WOODSTOCK – The historic Old Courthouse and Sheriff’s House are the “literal front door to the community of Woodstock,” Ray Hartshorne said.
Hartshorne was panel chairman on the Urban Land Institute of Chicago’s technical assistance panel, which suggested steps for the city to take with the Old Courthouse and Sheriff’s House that include stabilizing the properties, forming an advisory committee and transitioning ownership to a nonprofit organization.
The Urban Land Institute is a nonprofit that uses a panel of experts from the real estate development field to examine and find solutions to complex land use challenges. They published their final panel report on the city-owned Old Courthouse and Sheriff’s House this week.
“They look at it from a practicality and feasibility standpoint with expertise that we just don’t have,” City Planner Nancy Baker said, “and so of them to be able to give us their response based on their background is just really invaluable.”
Damaged windows, a failing ceiling and inadequate HVAC systems were listed in the report as some of the “immediate challenges” to be addressed.
Work on the roof and dome of the Old Courthouse was completed in January.
The report estimated the cost to be about $1 million to address the critical needs of the buildings and stabilize them.
A complete renovation of the buildings could cost more than $5 million, according to the report.
Baker said the estimated cost for stabilization is about what she expected, and the final renovation budget could change depending on how the space will be used.
The report suggested the city use funds from the downtown tax increment financing district to fund the repairs, along with other available funds.

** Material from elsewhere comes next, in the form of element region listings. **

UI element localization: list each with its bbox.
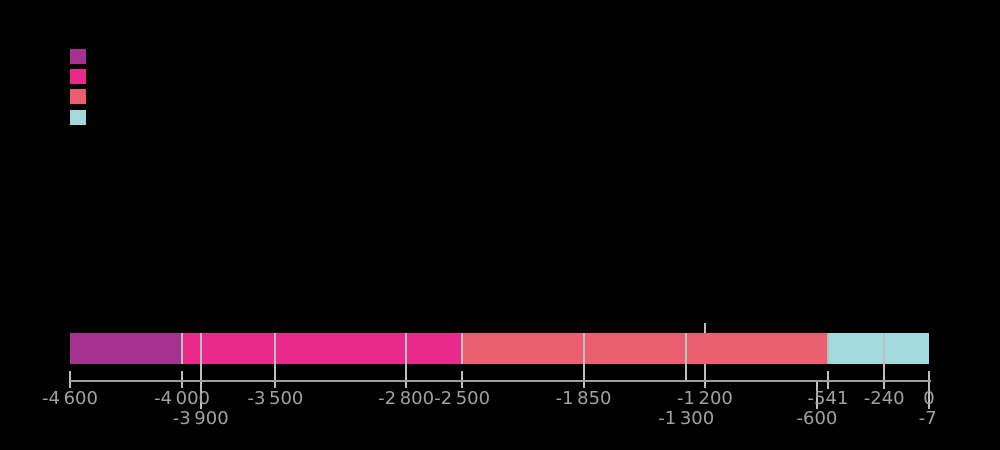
bar-segment: [182, 333, 463, 364]
x-axis-line: [70, 380, 931, 382]
axis-tick-label: -541: [807, 388, 849, 409]
legend-swatch: [70, 69, 86, 84]
axis-tick-label: -3 500: [247, 388, 304, 409]
legend-swatch: [70, 49, 86, 64]
legend-swatch: [70, 89, 86, 104]
bar-segment: [70, 333, 183, 364]
axis-tick: [582, 333, 585, 388]
axis-tick-label: -4 600: [42, 388, 98, 409]
axis-tick: [199, 333, 202, 409]
axis-tick: [405, 333, 408, 388]
axis-tick-label: -1 850: [555, 388, 612, 409]
legend-swatch: [70, 110, 86, 125]
segment-divider: [461, 333, 464, 364]
axis-tick: [274, 333, 277, 388]
axis-tick-label: -2 500: [434, 388, 491, 409]
segment-divider: [826, 333, 829, 364]
bar-segment: [827, 333, 929, 364]
axis-tick: [928, 371, 930, 409]
axis-tick-label: -600: [796, 408, 838, 429]
event-marker-line: [703, 323, 706, 333]
axis-tick-label: -4 000: [154, 388, 210, 409]
axis-tick: [461, 371, 464, 388]
axis-tick-label: 0: [923, 388, 935, 409]
axis-tick: [685, 333, 688, 380]
axis-tick-label: -1 200: [676, 388, 733, 409]
axis-tick-label: -7: [918, 408, 937, 429]
axis-tick-label: -3 900: [172, 408, 229, 429]
segment-divider: [181, 333, 184, 364]
axis-tick-label: -240: [863, 388, 905, 409]
event-marker-line: [703, 364, 706, 388]
axis-tick: [181, 371, 184, 388]
bar-segment: [462, 333, 828, 364]
axis-tick-label: -1 300: [658, 408, 715, 429]
axis-tick: [883, 333, 886, 389]
axis-tick: [69, 371, 71, 388]
axis-tick-label: -2 800: [378, 388, 435, 409]
axis-tick: [815, 380, 818, 409]
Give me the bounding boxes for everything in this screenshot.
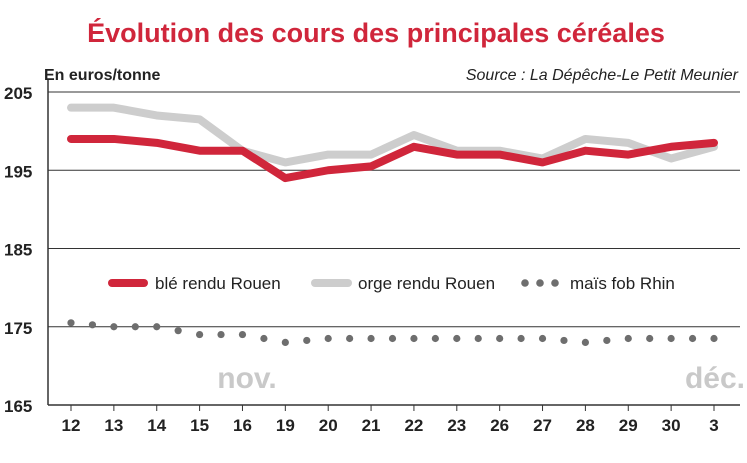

Baker said the TIF district is a likelihood for funding, and other funding sources have not been identified yet.
The institute came to Woodstock after the city received a $20,000 grant from McHenry County Community Foundation, and spent two days in Woodstock in March interviewing community leaders and gathering information on the properties.
A panel from the institute then presented their ideas in April, which included making the Old Courthouse home to a higher education institution and the Sheriff’s House a restaurant.
The report provided a potential floor plan for an educational institution in the buildings, which included rooms for institutional uses, event space and a restaurant.
City Manager Roscoe Stelford said the city council will go over the suggested steps and see how they want to progress at the Aug. 4 city council meeting.
The final report can be found on the city’s website.